“İMRALI-KANDİL-DTP” ÜÇGENİNDE “AFOROZ” İLAN EDİLMEYE HAZIRLANILAN “AJAN-İŞBİRLİKÇİ” KİM?

“İMRALI-KANDİL-DTP” ÜÇGENİNDE “AFOROZ” İLAN EDİLMEYE HAZIRLANILAN “AJAN-İŞBİRLİKÇİ” KİM? - alman turk

“İMRALI-KANDİL-DTP” ÜÇGENİNDE “AFOROZ” İLAN EDİLMEYE HAZIRLANILAN “AJAN-İŞBİRLİKÇİ” KİM?

“Silahların susması” ve “Kürt sorunun çözümü” sürecine ilişkin çabaların sürdürüldüğü bir dönemde “İmralı-Kandil-DTP” üçgeninde “Baydemir” krizi yaşanıyor.
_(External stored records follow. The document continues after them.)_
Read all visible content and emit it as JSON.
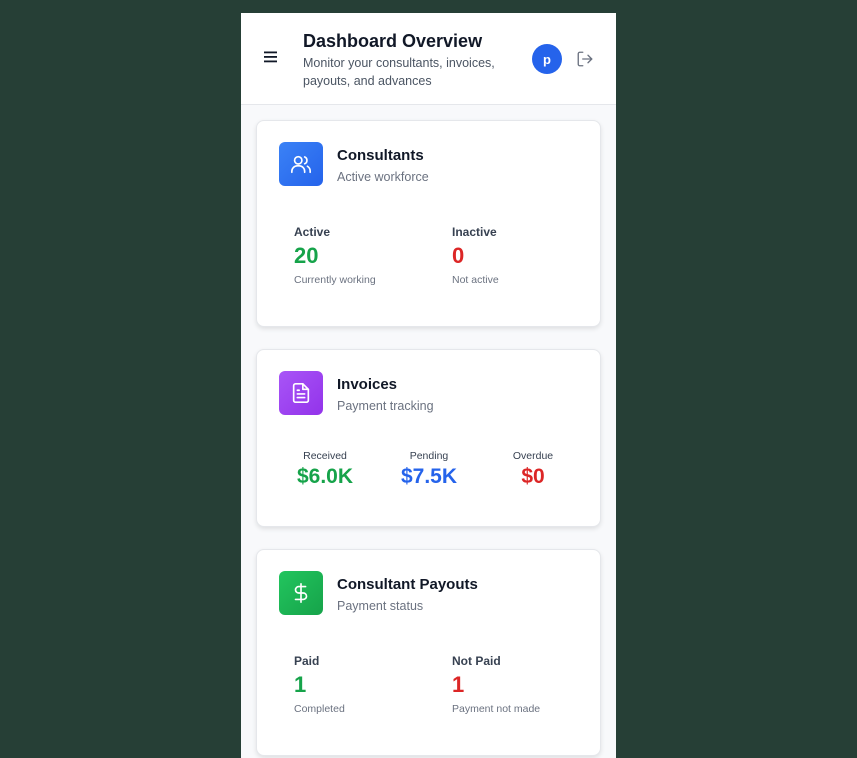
{
  "header": {
    "title": "Dashboard Overview",
    "subtitle": "Monitor your consultants, invoices, payouts, and advances",
    "avatar_initial": "p",
    "menu_icon": "menu-icon",
    "logout_icon": "logout-icon"
  },
  "colors": {
    "background": "#263f36",
    "green": "#16a34a",
    "red": "#dc2626",
    "blue": "#2563eb"
  },
  "consultants": {
    "title": "Consultants",
    "subtitle": "Active workforce",
    "icon": "users-icon",
    "active": {
      "label": "Active",
      "value": "20",
      "note": "Currently working"
    },
    "inactive": {
      "label": "Inactive",
      "value": "0",
      "note": "Not active"
    }
  },
  "invoices": {
    "title": "Invoices",
    "subtitle": "Payment tracking",
    "icon": "document-icon",
    "received": {
      "label": "Received",
      "value": "$6.0K"
    },
    "pending": {
      "label": "Pending",
      "value": "$7.5K"
    },
    "overdue": {
      "label": "Overdue",
      "value": "$0"
    }
  },
  "payouts": {
    "title": "Consultant Payouts",
    "subtitle": "Payment status",
    "icon": "dollar-icon",
    "paid": {
      "label": "Paid",
      "value": "1",
      "note": "Completed"
    },
    "not_paid": {
      "label": "Not Paid",
      "value": "1",
      "note": "Payment not made"
    }
  }
}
Osman Baydemir, Diyarbakır Büyükşehir Belediye Başkanlığı’na aday olmasına hem İmralı, hem de Kandil sıcak bakmamasına rağmen adaylıktan çekilmemişti. Seçim sonrasında da “Osman Baydemir’in başarısı” diyerek, parti yerine kendini ön plana çıkarmak istemesinin, Osman Baydemir ile “Kandil-İmralı-DTP” üçgeni arasındaki iplerin gerilmesine neden olduğu belirtiliyor.

Dün gece bilgisayarıma düşen ilginç bilgileri sizlerle paylaşmak istiyorum.

Belediye başkanı seçildikten sonra, televizyon ve gazetelerde daha sık boy göstermeye başlayan Osman Baydemir’in, özellikle “silahların susması” ve “Kürt sorununa çözüm” sürecine yönelik açıklamalarının, DTP Genel Başkanı Ahmet Türk’ü rahatsız ettiği belirtiliyor.

Ahmet Türk’ün, çeşitli kanallardan “Partiden bağımsız hareket etmekten vazgeç” mesajını duymazlıktan gelen Osman Baydemir’in, DTP içerisinde “genel başkanlık” için bazı milletvekilleriyle yakın temas içerisine girmesinin de, başta Ahmet Türk olmak üzere, İmralı ve Kandil’i fena şekilde kızdırdığı konuşuluyor.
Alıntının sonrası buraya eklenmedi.